Those waiting and hoping for that thing they call high-definition television got a step closer to heaven last week. Two major cable networks vowed to start programming in the super-sharp HDTV format as early as next year. Now even broadcasters, who drove development of the technology a decade ago but have had to be dragged toward implementing it, are beginning to come on board.
Home Box Office and the Madison Square Garden Network last week touched off the latest hopes for an early HDTV rollout by announcing dates for the new format - next summer for HBO, 1999 for the sports network. As the cable companies made their announcements, CBS chairman Michael Jordan said in a speech that broadcasters must transmit HDTV signals to differentiate themselves in the marketplace.
But many broadcasters have been reluctant to publicly embrace the high-definition format. Part of that reticence has to do with how much HDTV sets will cost at first - as much as US$5,000. At first, this will limit the new sets mostly to sports bars, where TV plebeians will get a chance to develop a craving for the new toy. When prices come down, the thinking goes, they'll be ready to buy.
Some stations are convinced there will probably be a lot more demand for - and certainly more money in - a different format: standard digital television. The simple part of the equation is that SDTV sets will be cheaper for consumers - starting off in the $1,000 to $2,000 range.
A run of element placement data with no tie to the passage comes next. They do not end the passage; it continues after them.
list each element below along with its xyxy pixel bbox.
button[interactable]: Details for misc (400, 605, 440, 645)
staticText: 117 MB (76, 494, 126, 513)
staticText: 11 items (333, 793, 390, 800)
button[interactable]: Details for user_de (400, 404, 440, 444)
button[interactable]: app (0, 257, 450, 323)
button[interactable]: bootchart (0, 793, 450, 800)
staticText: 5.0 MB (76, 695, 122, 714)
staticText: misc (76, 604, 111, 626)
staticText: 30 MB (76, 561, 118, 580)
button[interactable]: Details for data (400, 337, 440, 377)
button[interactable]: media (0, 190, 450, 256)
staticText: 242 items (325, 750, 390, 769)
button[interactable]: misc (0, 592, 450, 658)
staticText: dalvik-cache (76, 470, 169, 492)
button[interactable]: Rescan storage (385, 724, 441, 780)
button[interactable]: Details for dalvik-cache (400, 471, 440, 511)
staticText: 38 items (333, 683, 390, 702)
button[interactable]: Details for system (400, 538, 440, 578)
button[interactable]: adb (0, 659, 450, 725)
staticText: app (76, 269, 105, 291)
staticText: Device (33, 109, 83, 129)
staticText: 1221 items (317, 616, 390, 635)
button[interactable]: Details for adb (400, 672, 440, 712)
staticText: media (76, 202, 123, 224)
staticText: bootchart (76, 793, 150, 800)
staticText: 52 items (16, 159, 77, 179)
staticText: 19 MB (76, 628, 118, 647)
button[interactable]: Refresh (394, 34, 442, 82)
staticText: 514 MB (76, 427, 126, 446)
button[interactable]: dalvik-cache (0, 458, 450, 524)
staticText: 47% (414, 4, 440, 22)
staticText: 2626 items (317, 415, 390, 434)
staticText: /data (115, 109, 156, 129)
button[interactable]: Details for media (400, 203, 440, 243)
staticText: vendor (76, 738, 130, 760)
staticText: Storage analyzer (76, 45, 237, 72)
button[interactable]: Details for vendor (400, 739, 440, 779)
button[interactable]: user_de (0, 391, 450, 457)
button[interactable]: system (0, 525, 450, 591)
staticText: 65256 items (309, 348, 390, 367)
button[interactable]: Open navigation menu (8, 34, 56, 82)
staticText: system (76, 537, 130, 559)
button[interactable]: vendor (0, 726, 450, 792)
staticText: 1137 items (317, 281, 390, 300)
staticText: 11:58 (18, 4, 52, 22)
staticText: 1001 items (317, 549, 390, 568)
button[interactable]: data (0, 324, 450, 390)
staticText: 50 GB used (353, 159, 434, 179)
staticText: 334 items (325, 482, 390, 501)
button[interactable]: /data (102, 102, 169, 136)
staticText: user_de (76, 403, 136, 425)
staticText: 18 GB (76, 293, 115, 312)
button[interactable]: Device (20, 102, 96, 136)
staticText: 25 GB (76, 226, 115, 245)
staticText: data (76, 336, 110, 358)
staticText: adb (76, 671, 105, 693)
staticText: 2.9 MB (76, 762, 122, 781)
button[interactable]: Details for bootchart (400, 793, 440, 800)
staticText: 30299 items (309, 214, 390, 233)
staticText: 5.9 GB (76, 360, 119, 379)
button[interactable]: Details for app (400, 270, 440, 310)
The more complex part of the calculation entails the industry looking for ways to compress more signal into the 6-MHz slice of bandwidth the FCC has given to each of 1,600 stations around the country. Regardless of compression, HDTV requires more bandwidth because much more picture and sound data is being carried. Currently available compression might allow two HDTV channels in the allotted bandwidth. With the leaner SDTV - the product is better than analog but far inferior to HDTV - broadcasters can use their digital bandwidth to broadcast between six and 10 channels simultaneously. Pay-per-view reruns of The Jeffersons, anyone?
Caught in the middle are consumers. News of the coming digital TV age have mostly left them confused and uncertain whether it's smart to buy a new TV that could quickly be obsolete.
And the uncertainty doesn't end there.
For one thing, the broadcasters are still working on Congress to let them hang on to their analog spectrum assignments past the planned surrender date of 2006. As part of the deal to get free digital spectrum, the FCC and the Clinton administration have planned an analog-spectrum auction in 2002 or so to help raise money to balance the federal budget. But just last week, the House budget bill was amended to allow broadcasters to hold onto the analog spectrum past 2006 in markets where more than 5 percent of the population still relied on analog over-the-air broadcasting.
Take an almost impossible task of quantifying the number of people out there still reliant on analog TV sets, add the broadcasters' resistance to giving up spectrum, and throw in politicians' tendency to avoid irritating even a small number of voters or powerful lobbyists. Logic suggests the 2006 cutoff is a pipe dream.
But as all these complications run their course, a snowball effect may still bring HDTV to home screens in the (kind of) near future.
Even before last week's HDTV news, some in the broadcast industry were predicting a high-definition telecast of the Super Bowl within a couple of years. Cable Television Laboratories Inc. - the industry's research and development group - has given the HBO and Madison Square Garden announcements a strong endorsement. Other recent testimonials have come from Comcast Corp., Cox Communications Inc., and Time Warner Cable.
But ... but: As of today, no cable-TV operators or broadcasters have made a specific commitment to how many HDTV hours a week they'll broadcast, or which shows will get the high-definition treatment. The TV forecast for the next decade, then: Some digital clearing expected, but analog static, with occasional political gusts, will continue well past the weekend.